A few weeks ago, over at Built on facts, I threw Matt a bit of a knuckleball in the comments.
[C]onsider a solid bar of the same index [as water]. You send in the pulse of light (assume a really good AR coating so there’s no reflection). What happens to the speed of the bar?
This was sneaky because it is one of the unsolved issues in physics (I feel no remorse for doing this, and Matt realized that something was up) — the theory is complicated enough that it’s really easy to miss out on some of the subtleties and end up with an invalid answer. There are two schools of thought: Minkowski, who had taken the approach that the photon’s momentum in the medium should be nE/c, and Abraham, whose approach gave the momentum as E/nc. Clearly, the results are at odds, and this came to be known as the Minkowski-Abraham momentum controversy.
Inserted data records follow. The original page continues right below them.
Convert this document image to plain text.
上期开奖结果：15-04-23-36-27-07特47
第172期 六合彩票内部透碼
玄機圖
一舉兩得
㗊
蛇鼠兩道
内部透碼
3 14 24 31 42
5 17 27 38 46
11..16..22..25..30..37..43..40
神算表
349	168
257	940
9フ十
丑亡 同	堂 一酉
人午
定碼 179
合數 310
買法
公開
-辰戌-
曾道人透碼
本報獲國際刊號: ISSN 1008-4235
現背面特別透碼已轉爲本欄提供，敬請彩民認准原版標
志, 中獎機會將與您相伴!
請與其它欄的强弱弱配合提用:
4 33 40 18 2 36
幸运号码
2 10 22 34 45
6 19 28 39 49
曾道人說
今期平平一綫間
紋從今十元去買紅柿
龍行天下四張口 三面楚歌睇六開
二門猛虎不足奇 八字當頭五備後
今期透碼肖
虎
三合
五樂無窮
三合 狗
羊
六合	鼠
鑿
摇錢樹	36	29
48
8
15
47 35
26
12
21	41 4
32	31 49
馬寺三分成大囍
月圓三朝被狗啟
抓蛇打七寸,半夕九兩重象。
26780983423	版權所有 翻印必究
I found a number of articles on the topic, but perhaps the best one is a review article from Reviews of Modern Physics. Momentum of an electromagnetic wave in dielectric media by Pfeifer et. al, No. 4, October–December 2007 pp. 1197-1216. (link is to a pdf file) The article points out that this isn’t a simple problem, because a photon in a medium can’t be naively treated as just a photon — both solutions have merit, but must include the interactions with the medium, which are obviously different depending on the approach you take — in the end there can be only one you can only have one answer for the momentum of the system.